A lorry of mass 5000 kg drives up a slope inclined at \displaystyle {{5}^{\circ }} to the horizontal. The lorry moves in a straight line and at a constant speed. Assume that no resistance forces act on the lorry. Find the magnitude of the normal reaction force and force that acts on the lorry in its direction of motion.

Solution

Image:ex5.3fig1.gif

Model the lorry as a particle.

The diagram shows the forces acting on the lorry.

Resolving perpendicular to the slope gives:

\displaystyle R=49000\cos 5{}^\circ =48800\text{ N (to 3 sf)}

Resolving parallel to the slope gives:

\displaystyle P=49000\sin 5{}^\circ =4270\text{ N (to 3sf)}


Example 5.4

A child, of mass 30 kg, slides down a slide at a constant speed. Assume that there is no air resistance acting on the child. The slide makes an angle of \displaystyle {{40}^{\circ }} with the horizontal. Find the magnitude of the friction force on the child and the coefficient of friction.

Solution

Model the child as a particle.

Image:ex5.4fig1.gif

The diagram shows the forces acting on the child.

Resolving parallel to the slope gives.

\displaystyle F=294\sin 40{}^\circ =189\text{ N (to 3sf)}

Resolving perpendicular to the slope gives:

\displaystyle R=294\cos 40{}^\circ \ \text{N}

As the child is sliding \displaystyle F=\mu R so that we can determine \displaystyle \mu .
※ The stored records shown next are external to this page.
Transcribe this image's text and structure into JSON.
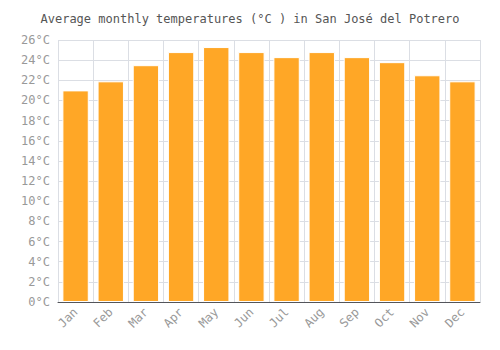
{
  "chart_data": {
    "type": "bar",
    "title": "Average monthly temperatures (°C ) in San José del Potrero",
    "categories": [
      "Jan",
      "Feb",
      "Mar",
      "Apr",
      "May",
      "Jun",
      "Jul",
      "Aug",
      "Sep",
      "Oct",
      "Nov",
      "Dec"
    ],
    "values": [
      21.0,
      21.9,
      23.5,
      24.8,
      25.3,
      24.8,
      24.3,
      24.8,
      24.3,
      23.8,
      22.5,
      21.9
    ],
    "color": "#FFA726",
    "ylim": [
      0,
      26
    ],
    "yticks": [
      {
        "value": 0,
        "label": "0°C"
      },
      {
        "value": 2,
        "label": "2°C"
      },
      {
        "value": 4,
        "label": "4°C"
      },
      {
        "value": 6,
        "label": "6°C"
      },
      {
        "value": 8,
        "label": "8°C"
      },
      {
        "value": 10,
        "label": "10°C"
      },
      {
        "value": 12,
        "label": "12°C"
      },
      {
        "value": 14,
        "label": "14°C"
      },
      {
        "value": 16,
        "label": "16°C"
      },
      {
        "value": 18,
        "label": "18°C"
      },
      {
        "value": 20,
        "label": "20°C"
      },
      {
        "value": 22,
        "label": "22°C"
      },
      {
        "value": 24,
        "label": "24°C"
      },
      {
        "value": 26,
        "label": "26°C"
      }
    ],
    "grid": true
  }
}
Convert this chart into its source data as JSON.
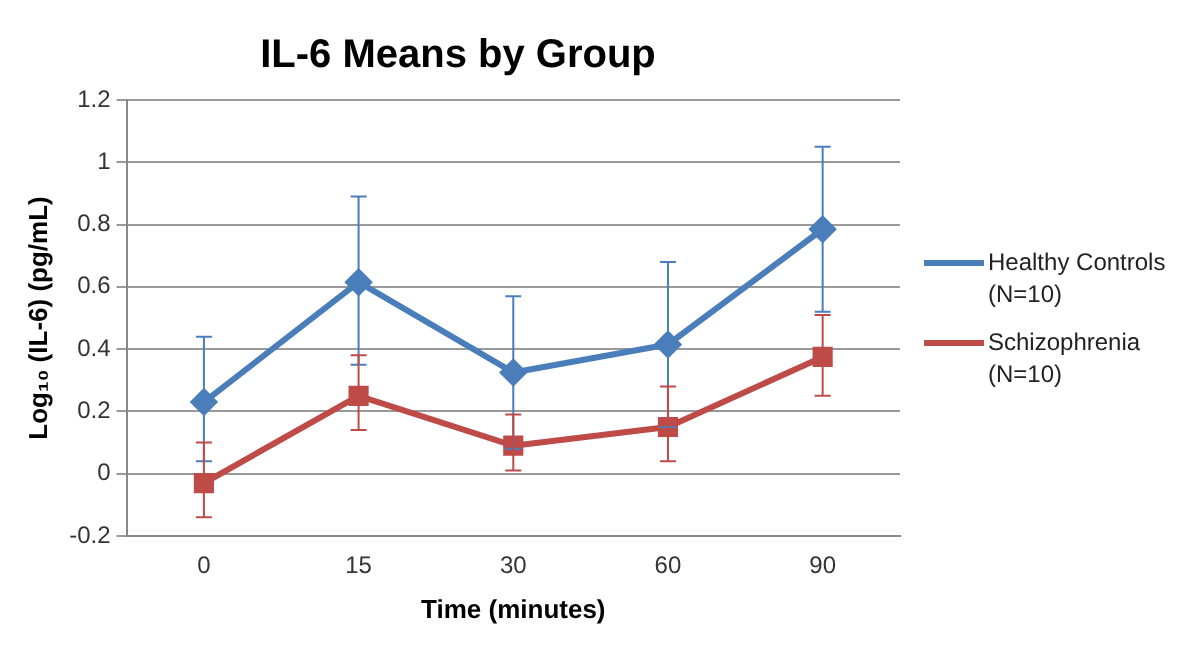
{
  "chart_data": {
    "type": "line",
    "title": "IL-6 Means by Group",
    "xlabel": "Time (minutes)",
    "ylabel": "Log₁₀ (IL-6) (pg/mL)",
    "categories": [
      "0",
      "15",
      "30",
      "60",
      "90"
    ],
    "series": [
      {
        "name": "Healthy Controls (N=10)",
        "color": "#4a7ebb",
        "marker": "diamond",
        "values": [
          0.23,
          0.615,
          0.325,
          0.415,
          0.785
        ],
        "errors": [
          [
            0.04,
            0.44
          ],
          [
            0.35,
            0.89
          ],
          [
            0.08,
            0.57
          ],
          [
            0.15,
            0.68
          ],
          [
            0.52,
            1.05
          ]
        ]
      },
      {
        "name": "Schizophrenia (N=10)",
        "color": "#be4b48",
        "marker": "square",
        "values": [
          -0.03,
          0.25,
          0.09,
          0.15,
          0.375
        ],
        "errors": [
          [
            -0.14,
            0.1
          ],
          [
            0.14,
            0.38
          ],
          [
            0.01,
            0.19
          ],
          [
            0.04,
            0.28
          ],
          [
            0.25,
            0.51
          ]
        ]
      }
    ],
    "ylim": [
      -0.2,
      1.2
    ],
    "yticks": [
      -0.2,
      0,
      0.2,
      0.4,
      0.6,
      0.8,
      1,
      1.2
    ],
    "grid": "y",
    "legend": "right",
    "line_style": "solid"
  }
}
\displaystyle \begin{align} & 294\sin 40{}^\circ =\mu \times 294\cos 40{}^\circ \\ & \mu =\frac{294\sin 40{}^\circ }{294\cos 40{}^\circ }=\tan 40{}^\circ =0\textrm{.}839\text{ (to 3 sf)} \\ \end{align}


Note – Angle of Friction

Image:AngleFriction.gif

If a particle of mass \displaystyle m is at rest on a slope at an angle \displaystyle \alpha above the horizontal, then :

\displaystyle F=mg\sin \alpha

\displaystyle R=mg\cos \alpha

Then using \displaystyle F\le \mu R gives:

\displaystyle \begin{align} & mg\sin \alpha \le \mu mg\cos \alpha \\ & \mu \ge \frac{\sin \alpha }{\cos \alpha } \\ & \mu \ge \tan \alpha \\ \end{align}


Example 5.5

Image:ex5.5fig1.gif

A crate of mass 200 kg is on a horizontal surface. The coefficient of friction between the crate and the surface is 0.4. The crate is pulled by a rope, as shown in the diagram, so that the crate moves at a constant speed in a straight line. Find the tension in the rope.

Solution

Image:ex5.5fig2.gif

The diagram shows the forces acting on the crate.

Resolving horizontally:

\displaystyle F=T\cos 20{}^\circ \ \text{N}

Resolving vertically:

\displaystyle R+T\sin 20{}^\circ =1960

or

\displaystyle R=1960-T\sin 20{}^\circ \ \text{N}

As the crate is sliding we can use \displaystyle F=\mu R, which gives:

\displaystyle F=0\textrm{.}4R

Using this equation with the horizontal and vertical equations gives:

\displaystyle \begin{align} & T\cos 20{}^\circ =0\textrm{.}4\left( 1960-T\sin 20{}^\circ \right) \\ & T\cos 20{}^\circ =784-T\times 0\textrm{.}4\sin 20{}^\circ \\ & T\cos 20{}^\circ +T\times 0\textrm{.}4\sin 20{}^\circ =784 \\ & T\left( \cos 20{}^\circ +0\textrm{.}4\sin 20{}^\circ \right)=784 \\ & T=\frac{784}{\cos 20{}^\circ +0\textrm{.}4\sin 20{}^\circ }=728\text{ N (to 3sf)} \\ \end{align}